The majority opinion by Justice Clarence Thomas noted, “For many years, the (ATF) consistently took the position that semiautomatic rifles equipped with bump stocks were not machineguns,” and in examining the text of the statute and comparing it against the design and function of machine guns and bump stocks, found that the ATF’s rule was unlawful.

“Held: ATF exceeded its statutory authority by issuing a Rule that classifies a bump stock as a ‘machinegun,’ under §5845(b),” the ruling states, further explaining, “A semiautomatic rifle equipped with a bump stock is not a ‘machinegun’ as defined by §5845(b) because: (1) it cannot fire more than one shot ‘by a single function of the trigger’ and (2) even if it could, it would not do so ‘automatically.’ ATF therefore exceeded its statutory authority by issuing a Rule that classifies bump stocks as machineguns.”

Thomas was joined by Chief Justice John Roberts, as well as Justices Neil Gorsuch, Amy Coney Barrett, Brett Kavanaugh, and Samuel Alito.

Alito added a one-page concurrence to the ruling, writing that the statutory text is clear and must be followed and noting that the horrible shooting in Las Vegas did not change the law. He then indicated Congress may have a green light for banning the devices if it so chooses.

“There is a simple remedy for the disparate treatment of bump stocks and machineguns. Congress can amend the law—and perhaps would have done so already if ATF had stuck with its earlier interpretation. Now that the situation is clear, Congress can act,” Alito wrote.

Justices Elena Kagan, Sonia Sotomayor, and Kentanji Brown Jackson dissented in the case. “The majority’s artificially narrow definition hamstrings the Government’s efforts to keep machineguns from gunmen like the Las Vegas shooter. I respectfully dissent,” Sotomayor wrote in the dissent.

That pressure was real. But it was not law. The United States Constitution is extremely clear on how laws are made, and “a lot of people are upset about something” lies nowhere within its instructions. If one wishes, one can argue that Congress ought to have changed the law after the Nevada massacre. But it didn’t. And, because it didn’t, the executive branch had no more authority to issue its rule than it had had on the “more than 10 separate occasions over several administrations” on which it had concluded that such a change would be ultra vires.

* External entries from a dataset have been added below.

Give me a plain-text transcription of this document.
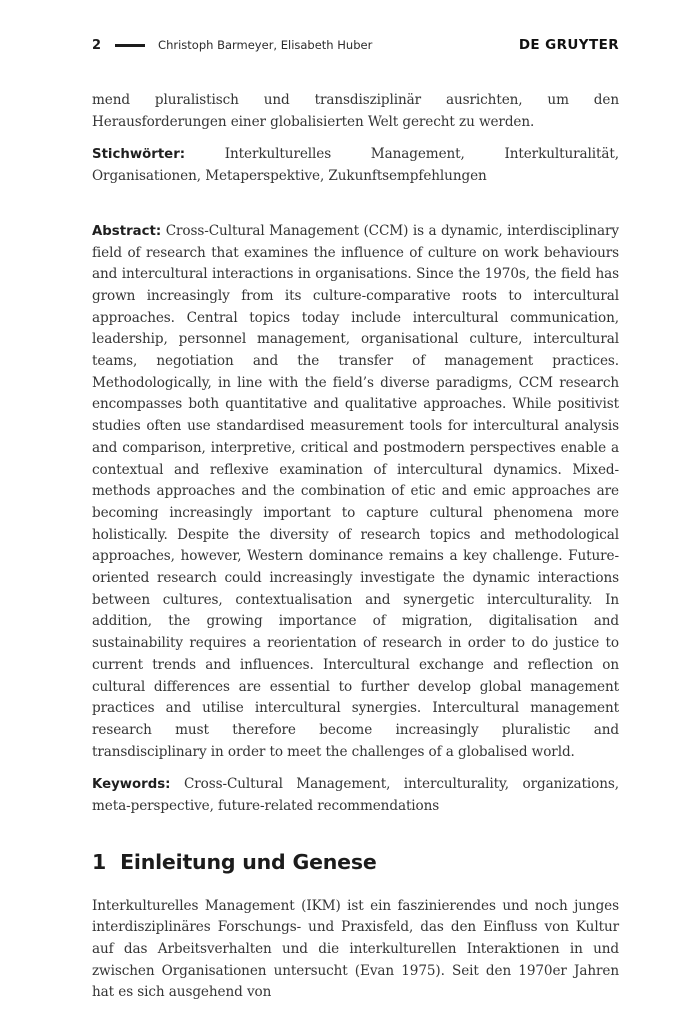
2	Christoph Barmeyer, Elisabeth Huber	DE GRUYTER

mend pluralistisch und transdisziplinär ausrichten, um den Herausforderungen einer globalisierten Welt gerecht zu werden.

Stichwörter:	Interkulturelles Management, Interkulturalität, Organisationen, Metaperspektive, Zukunftsempfehlungen

Abstract: Cross-Cultural Management (CCM) is a dynamic, interdisciplinary field of research that examines the influence of culture on work behaviours and intercultural interactions in organisations. Since the 1970s, the field has grown increasingly from its culture-comparative roots to intercultural approaches. Central topics today include intercultural communication, leadership, personnel management, organisational culture, intercultural teams, negotiation and the transfer of management practices. Methodologically, in line with the field’s diverse paradigms, CCM research encompasses both quantitative and qualitative approaches. While positivist studies often use standardised measurement tools for intercultural analysis and comparison, interpretive, critical and postmodern perspectives enable a contextual and reflexive examination of intercultural dynamics. Mixed-methods approaches and the combination of etic and emic approaches are becoming increasingly important to capture cultural phenomena more holistically. Despite the diversity of research topics and methodological approaches, however, Western dominance remains a key challenge. Future-oriented research could increasingly investigate the dynamic interactions between cultures, contextualisation and synergetic interculturality. In addition, the growing importance of migration, digitalisation and sustainability requires a reorientation of research in order to do justice to current trends and influences. Intercultural exchange and reflection on cultural differences are essential to further develop global management practices and utilise intercultural synergies. Intercultural management research must therefore become increasingly pluralistic and transdisciplinary in order to meet the challenges of a globalised world.

Keywords: Cross-Cultural Management, interculturality, organizations, meta-perspective, future-related recommendations

1 Einleitung und Genese

Interkulturelles Management (IKM) ist ein faszinierendes und noch junges interdisziplinäres Forschungs- und Praxisfeld, das den Einfluss von Kultur auf das Arbeitsverhalten und die interkulturellen Interaktionen in und zwischen Organisationen untersucht (Evan 1975). Seit den 1970er Jahren hat es sich ausgehend von
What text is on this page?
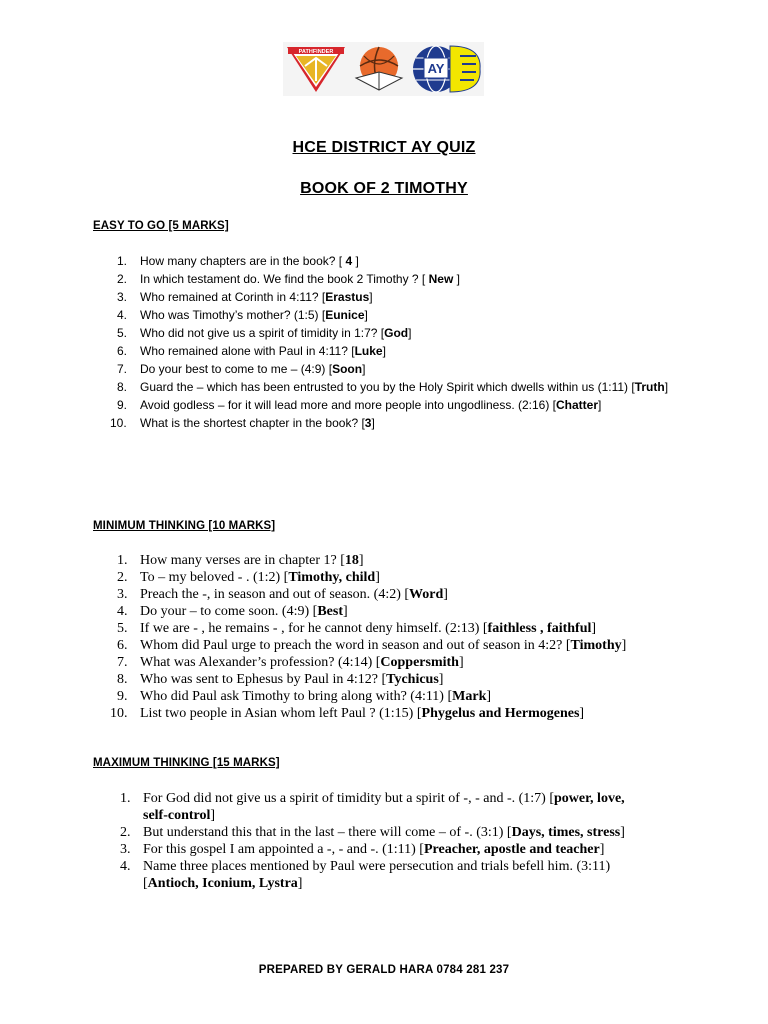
PATHFINDER
AY
HCE DISTRICT AY QUIZ
BOOK OF 2 TIMOTHY
EASY TO GO [5 MARKS]
1.	How many chapters are in the book? [ 4 ]
2.	In which testament do. We find the book 2 Timothy ? [ New ]
3.	Who remained at Corinth in 4:11? [Erastus]
4.	Who was Timothy’s mother? (1:5) [Eunice]
5.	Who did not give us a spirit of timidity in 1:7? [God]
6.	Who remained alone with Paul in 4:11? [Luke]
7.	Do your best to come to me – (4:9) [Soon]
8.	Guard the – which has been entrusted to you by the Holy Spirit which dwells within us (1:11) [Truth]
9.	Avoid godless – for it will lead more and more people into ungodliness. (2:16) [Chatter]
10. What is the shortest chapter in the book? [3]
MINIMUM THINKING [10 MARKS]
1. How many verses are in chapter 1? [18]
2. To – my beloved - . (1:2) [Timothy, child]
3. Preach the -, in season and out of season. (4:2) [Word]
4. Do your – to come soon. (4:9) [Best]
5. If we are - , he remains - , for he cannot deny himself. (2:13) [faithless , faithful]
6. Whom did Paul urge to preach the word in season and out of season in 4:2? [Timothy]
7. What was Alexander’s profession? (4:14) [Coppersmith]
8. Who was sent to Ephesus by Paul in 4:12? [Tychicus]
9. Who did Paul ask Timothy to bring along with? (4:11) [Mark]
10. List two people in Asian whom left Paul ? (1:15) [Phygelus and Hermogenes]
MAXIMUM THINKING [15 MARKS]
1. For God did not give us a spirit of timidity but a spirit of -, - and -. (1:7) [power, love, self-control]
2. But understand this that in the last – there will come – of -. (3:1) [Days, times, stress]
3. For this gospel I am appointed a -, - and -. (1:11) [Preacher, apostle and teacher]
4. Name three places mentioned by Paul were persecution and trials befell him. (3:11) [Antioch, Iconium, Lystra]
PREPARED BY GERALD HARA 0784 281 237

In her dissent, Justice Sotomayor contends that none of this matters. “When I see a bird that walks like a duck, swims like a duck, and quacks like a duck,” she says, “I call that bird a duck.” Within the context of statutory interpretation, I’m afraid that I do not know what this means. The question at hand was not whether bump stocks make semi-automatic firearms look like automatic firearms; the question was whether bump stocks physically transform semi-automatic firearms into firearms that, per the relevant language within the law, are able to shoot repeatedly “by a single function of the trigger.” Obviously, they don’t. Perhaps Sotomayor believes that the language Congress passed is too precise. Perhaps, instead, she’d like 26 U.S.C. §5845(b) to discuss effect or implication or to lay out some vague sense of congressional purpose that could be broadly applied by the other branches. If so, that is her prerogative, but, until Congress acquiesces, her job is to uphold the law as it is written — and, in this case, it was the six colleagues whom she criticizes who did that.

“I was told over five years ago why are you going down this road, no one cares about bump stocks. Let’s go ahead and let them take the bump stocks,” Cargill said in a statement posted to X regarding the ruling.

“But instead, I stood and fought, and because of this the bump stock case is going to be the case that saves everything. Its going to stop the ATF from coming after your pistol brace, triggers, all different parts and pieces that they are trying to ban, he further explained. 

Cargill has previously explained his purpose in challenging the bump stock ban was to reign in executive rule-making powers that could be used to implement other gun control measures. 

Other similar executive rules on firearms have recently been dealt legal blows in federal courts, including the ban on pistol braces that Cargill mentioned. A federal district court in Texas vacated the rule in its entirety, finding that the ATF exceeded its authority in reclassifying the braces as short-barreled rifles.